The world’s most powerful CSD proves success in Egypt and Portugal

The mega cutter suction dredger (CSD) Spartacus has accomplished unprecedented production levels at the Abu Qir 2 project in Egypt and the Port of Leixões in Portugal.

DEME photo

There was also a significant fuel saving per dredged m3 and an equivalent improvement in emission reduction, said DEME.

The reduction in fuel is due to several innovative features DEME has introduced to make the vessel as energy efficient as possible .

The Spartacus is equipped with dual fuel engines, enabling the operator to choose the cleanest fuel available, and the vessel is equipped with an installation to recover waste heat from the engine exhausts, generate steam and convert this by means of a steam turbine into up to 2,000kW of electrical power.

Additionally, the CSD has also demonstrated high levels of workability, and was always the last vessel to return to port at Abu Qir when weather conditions were challenging .

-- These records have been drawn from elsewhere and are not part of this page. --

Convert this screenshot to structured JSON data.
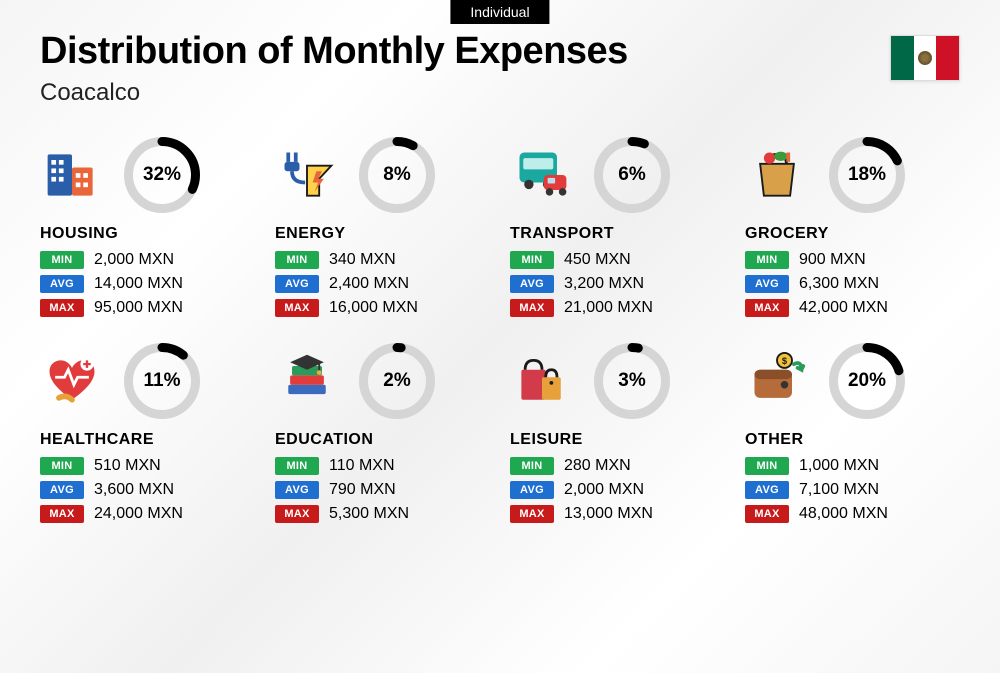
{
  "top_tag": "Individual",
  "title": "Distribution of Monthly Expenses",
  "subtitle": "Coacalco",
  "flag": {
    "left": "#006847",
    "mid": "#ffffff",
    "right": "#ce1126"
  },
  "currency": "MXN",
  "labels": {
    "min": "MIN",
    "avg": "AVG",
    "max": "MAX"
  },
  "badge_colors": {
    "min": "#1fa850",
    "avg": "#1f6fd1",
    "max": "#c71a1a"
  },
  "donut": {
    "size": 76,
    "stroke": 9,
    "track_color": "#d5d5d5",
    "arc_color": "#000000"
  },
  "categories": [
    {
      "key": "housing",
      "name": "HOUSING",
      "pct": 32,
      "min": "2,000",
      "avg": "14,000",
      "max": "95,000",
      "icon": "housing-icon"
    },
    {
      "key": "energy",
      "name": "ENERGY",
      "pct": 8,
      "min": "340",
      "avg": "2,400",
      "max": "16,000",
      "icon": "energy-icon"
    },
    {
      "key": "transport",
      "name": "TRANSPORT",
      "pct": 6,
      "min": "450",
      "avg": "3,200",
      "max": "21,000",
      "icon": "transport-icon"
    },
    {
      "key": "grocery",
      "name": "GROCERY",
      "pct": 18,
      "min": "900",
      "avg": "6,300",
      "max": "42,000",
      "icon": "grocery-icon"
    },
    {
      "key": "healthcare",
      "name": "HEALTHCARE",
      "pct": 11,
      "min": "510",
      "avg": "3,600",
      "max": "24,000",
      "icon": "healthcare-icon"
    },
    {
      "key": "education",
      "name": "EDUCATION",
      "pct": 2,
      "min": "110",
      "avg": "790",
      "max": "5,300",
      "icon": "education-icon"
    },
    {
      "key": "leisure",
      "name": "LEISURE",
      "pct": 3,
      "min": "280",
      "avg": "2,000",
      "max": "13,000",
      "icon": "leisure-icon"
    },
    {
      "key": "other",
      "name": "OTHER",
      "pct": 20,
      "min": "1,000",
      "avg": "7,100",
      "max": "48,000",
      "icon": "other-icon"
    }
  ]
}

This giant can dredge up to an exceptional -45m rather than the usual -35m, and has unprecedented autonomy and pumping distance, having the ability to pump 15-20km ashore at high flow rates.

“However, despite the incredible volumes and high production rate, the Spartacus was yet to face its true test. That was to come with its second project at the Port of Leixões in Portugal,” said DEME.

In Portugal, the vessel would be doing what it is built for – cutting extremely hard rock.

The scope was to deepen and extend the port and it included 2.9 million m3 of dredging, of which 1.8 million m3 is extremely hard rock material.

In the ‘preSpartacus era’ this project would have to be performed using traditional drilling and blasting techniques, which can result in damaging shockwaves and vibrations .

The Port of Leixões is situated very close to residential and commercial areas, therefore blasting techniques could pose a considerable risk.

The new cutter suction dredger passed the test with flying colours.

The vessel even dredged extremely hard rocks with values never reached before. To do this without the need to blast the rock apart is a huge benefit environmentally, ecologically and to the local surroundings.

In just six months the DEME team dredged from -12m to -16m.

On top of this ability to remove a huge quantity of rock in a very short timeframe, another advantage was that port activities could continue as normal.